Le Miami Marine Stadium, construit sur l'eau de Virginia Key, a été conçu par l'architecte cubain exilé Hilario Candela et est abandonné depuis plus de trois décennies après l'ouragan Andrew.
Cependant, sa restauration semble plus proche que jamais. Le 12 février 2026, la Commission de la ville de Miami a approuvé à l'unanimité le transfert de sa gestion à Global Spectrum L.P., filiale de Oak View Group, avec un contrat de cinq ans renouvelable jusqu'à 40 ans. La décision finale sera laissée aux électeurs lors d'un référendum prévu pour août 2026.
L'histoire du célèbre stade à Miami commence avec son créateur
Hilario Candela est né à La Havane en 1934 et a fui Cuba en 1960, après la victoire de la Révolution. À peine âgé de 27 ans et récemment exilé, il a conçu, depuis la firme Pancoast, Ferendino, Skeels et Burnham, une structure qui a défié toute logique architecturale : un stade tourné vers l'eau et non vers la terre.
L'immeuble possède le plafond en béton en porte-à-faux le plus long du monde à son époque, s'étendant sur 326 pieds —99 mètres— sans une seule colonne pour interrompre la vue.
La construction a commencé en 1962 et s'est achevée en à peine 18 mois, étant inaugurée en décembre 1963 sous le nom original de Ralph Monroe Marine Stadium.
Le coût total était inférieur à un million de dollars, ce qui équivaut à environ 7,7 millions actuels. Candela s'est inspiré du Hipódromo de la Zarzuela d'Eduardo Torroja à Madrid et des structures du Tropicana de La Havane, où il avait travaillé avant de s'exiler.

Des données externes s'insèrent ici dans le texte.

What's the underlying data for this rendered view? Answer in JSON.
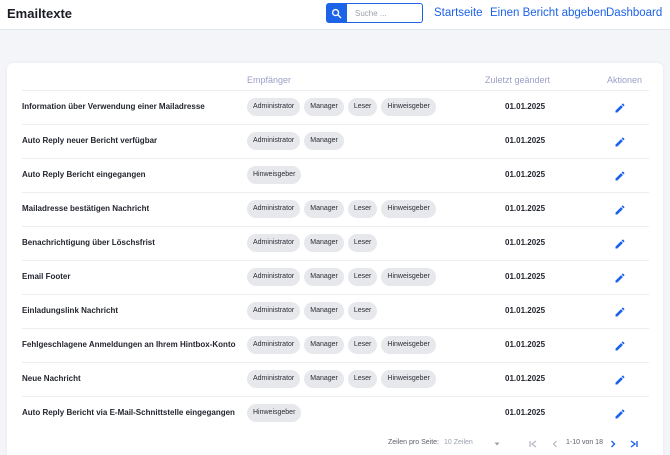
{
  "header": {
    "title": "Emailtexte",
    "search_placeholder": "Suche ...",
    "nav": [
      "Startseite",
      "Einen Bericht abgeben",
      "Dashboard"
    ]
  },
  "table": {
    "columns": {
      "recipients": "Empfänger",
      "last_changed": "Zuletzt geändert",
      "actions": "Aktionen"
    },
    "rows": [
      {
        "name": "Information über Verwendung einer Mailadresse",
        "recipients": [
          "Administrator",
          "Manager",
          "Leser",
          "Hinweisgeber"
        ],
        "date": "01.01.2025"
      },
      {
        "name": "Auto Reply neuer Bericht verfügbar",
        "recipients": [
          "Administrator",
          "Manager"
        ],
        "date": "01.01.2025"
      },
      {
        "name": "Auto Reply Bericht eingegangen",
        "recipients": [
          "Hinweisgeber"
        ],
        "date": "01.01.2025"
      },
      {
        "name": "Mailadresse bestätigen Nachricht",
        "recipients": [
          "Administrator",
          "Manager",
          "Leser",
          "Hinweisgeber"
        ],
        "date": "01.01.2025"
      },
      {
        "name": "Benachrichtigung über Löschsfrist",
        "recipients": [
          "Administrator",
          "Manager",
          "Leser"
        ],
        "date": "01.01.2025"
      },
      {
        "name": "Email Footer",
        "recipients": [
          "Administrator",
          "Manager",
          "Leser",
          "Hinweisgeber"
        ],
        "date": "01.01.2025"
      },
      {
        "name": "Einladungslink Nachricht",
        "recipients": [
          "Administrator",
          "Manager",
          "Leser"
        ],
        "date": "01.01.2025"
      },
      {
        "name": "Fehlgeschlagene Anmeldungen an Ihrem Hintbox-Konto",
        "recipients": [
          "Administrator",
          "Manager",
          "Leser",
          "Hinweisgeber"
        ],
        "date": "01.01.2025"
      },
      {
        "name": "Neue Nachricht",
        "recipients": [
          "Administrator",
          "Manager",
          "Leser",
          "Hinweisgeber"
        ],
        "date": "01.01.2025"
      },
      {
        "name": "Auto Reply Bericht via E-Mail-Schnittstelle eingegangen",
        "recipients": [
          "Hinweisgeber"
        ],
        "date": "01.01.2025"
      }
    ]
  },
  "pagination": {
    "rows_per_page_label": "Zeilen pro Seite:",
    "rows_per_page_value": "10 Zeilen",
    "range": "1-10 von 18"
  },
  "colors": {
    "accent": "#1d63e8",
    "header_text": "#9b9fc8",
    "chip_bg": "#e7e8ec"
  },
  "icons": [
    "search-icon",
    "pencil-icon",
    "chevron-down-icon",
    "first-page-icon",
    "prev-page-icon",
    "next-page-icon",
    "last-page-icon"
  ]
}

Le déclin du Miami Marine Stadium
Pendant près de trois décennies, le stade a été le cœur culturel de Miami. Il a accueilli des courses de bateaux à moteur, des concerts des Beach Boys, de Ray Charles, de Sammy Davis Jr. et de Whitney Houston, des services de Pâques sur des plateformes flottantes et a même servi de lieu de tournage pour le film d'Elvis Presley Clambake en 1967.

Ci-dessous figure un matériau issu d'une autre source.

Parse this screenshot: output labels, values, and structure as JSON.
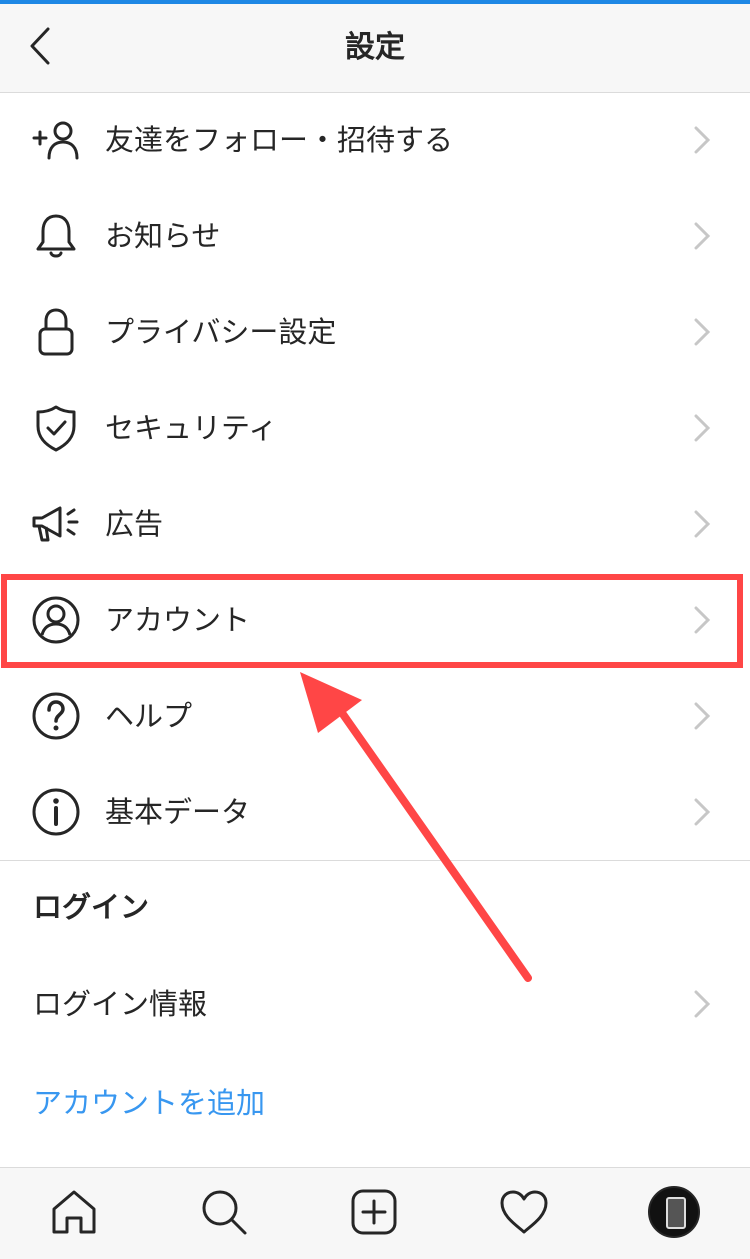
{
  "header": {
    "title": "設定"
  },
  "menu": {
    "items": [
      {
        "label": "友達をフォロー・招待する",
        "icon": "add-person-icon"
      },
      {
        "label": "お知らせ",
        "icon": "bell-icon"
      },
      {
        "label": "プライバシー設定",
        "icon": "lock-icon"
      },
      {
        "label": "セキュリティ",
        "icon": "shield-check-icon"
      },
      {
        "label": "広告",
        "icon": "megaphone-icon"
      },
      {
        "label": "アカウント",
        "icon": "account-circle-icon",
        "highlighted": true
      },
      {
        "label": "ヘルプ",
        "icon": "help-circle-icon"
      },
      {
        "label": "基本データ",
        "icon": "info-circle-icon"
      }
    ]
  },
  "login": {
    "section_title": "ログイン",
    "login_info_label": "ログイン情報",
    "add_account_label": "アカウントを追加"
  },
  "tabbar": {
    "tabs": [
      "home-icon",
      "search-icon",
      "add-post-icon",
      "heart-icon",
      "profile-avatar"
    ]
  },
  "colors": {
    "accent_blue": "#3897f0",
    "highlight_red": "#ff4646",
    "top_bar": "#1e88e5"
  }
}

En 1972, elle a été le siège d'un meeting de Richard Nixon où Sammy Davis Jr. l'a étreint dans un moment qui est resté gravé dans l'histoire.

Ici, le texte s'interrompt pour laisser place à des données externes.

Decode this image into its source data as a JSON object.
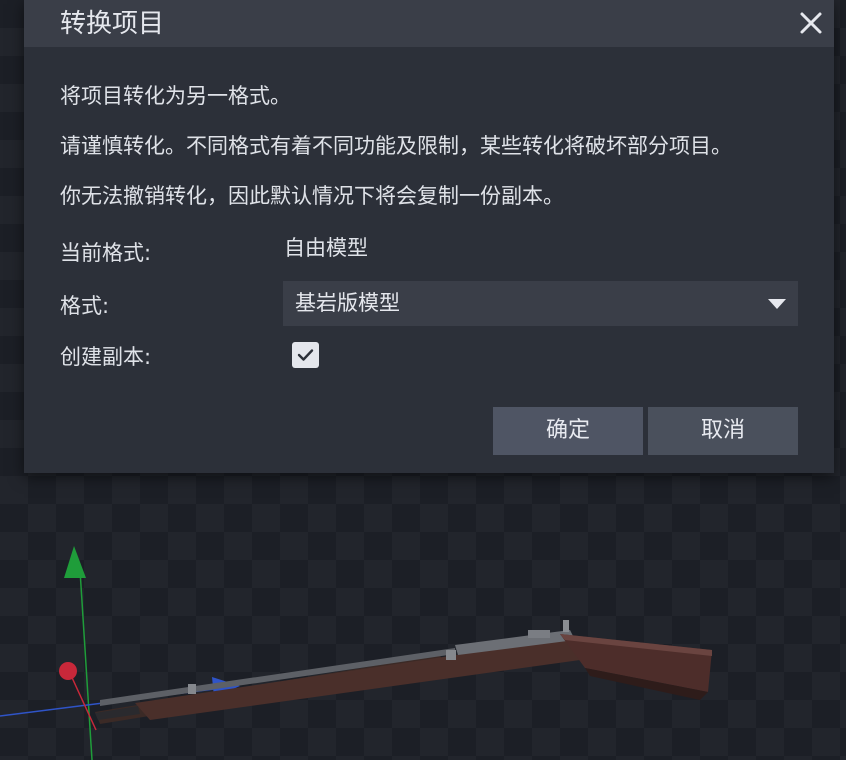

En 1992, l'ouragan Andrew a tout changé. Le stade ne s'est pas effondré —des études d'ingénierie ultérieures ont montré qu'il n'avait pas subi de dommages structurels réels—, mais il a été déclaré dangereux et fermé.
Pendant plus de trente ans, il est resté à l'abandon, devenu une toile de graffitis et un symbole de l'abandon institutionnel. Candela a consacré ses dernières années à le défendre, à expliquer que la structure restait solide.
L'architecte cubain est décédé le 18 janvier 2022 à Coral Gables, à l'âge de 87 ans, sans avoir vu son œuvre restaurée.
Les efforts de préservation ont accumulé des reconnaissances internationales
Le Miami Marine Stadium a été déclaré site historique en 2008. Un an plus tard, le National Trust for Historic Preservation l'a inclus parmi les 11 monuments les plus menacés des États-Unis et en 2010, le World Monuments Fund l'a intégré à sa liste de sites en danger. Depuis 2012, il est désigné trésor national.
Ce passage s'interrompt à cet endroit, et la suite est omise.